[vikram]

I am trying to monitor the esterification of a non UV active amino acid.I used thionyl chloride and Methanol as reagents.

As amino group is unprotected, Ninhydrin should give positive result for both reactant and products. However, I believe there should be R_f difference between reactant and product.When I performed TLC and stained with ninhydrin, the reactant was strong brown and one spot at very high R_f value showed pale brown coloration.Now can I think that pale brown spot as my target ester?

I am doubtful because reactant and product both supposed to show strong coloration as amino group is not affected.On the other hand, will just methylating the acid result in high R_f change? Because I feel amino group is also polar, it would not allow spot to raise till high R_f end.

[phth]

one must use the correct solvent system there are lots of variations. A good review on some published ways: https://www.researchgate.net/publication/254338234_Thin-layer_chromatography_of_amino_acids_A_review

[Babcock_Hall]

It is unclear to me whether or not you ran a standard of the underivatized amino acid.  I would certainly expect a significant difference in R_f values assuming that you have a reasonable solvent system.

[kriggy]

Yeah just spot the starting material on the TLC plate so you know where it elutes. Im not sure what is your mobile phase but I would assume the ester having vastly different polarity from the parrent amino acid.

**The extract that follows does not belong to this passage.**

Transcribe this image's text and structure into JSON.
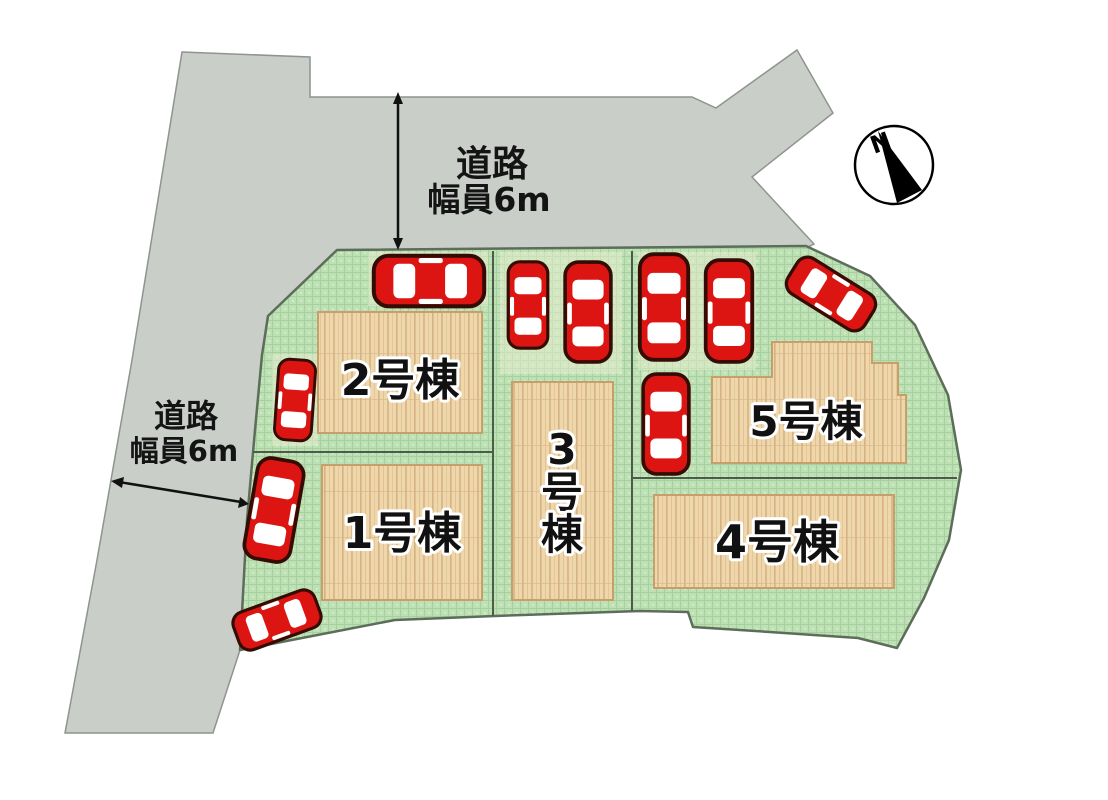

You can also use different stain, I use bromocresol green for that. When used, acidic compounds (I think pKa <5) show as yellow spot on blue background. Helped me a lot when doing troublesome amide formations.

Also, I have reasonable experience with cerium molybdate, which often gives different colors for each of my spots

[wildfyr]

Phosphomolybdic is a good general purpose stain.

[Babcock_Hall]

Bromcresol green has worked well in our hands for free carboxylic acids.

[rolnor]

In my experience, the pale brown is your product ester, I have made this reaction many times.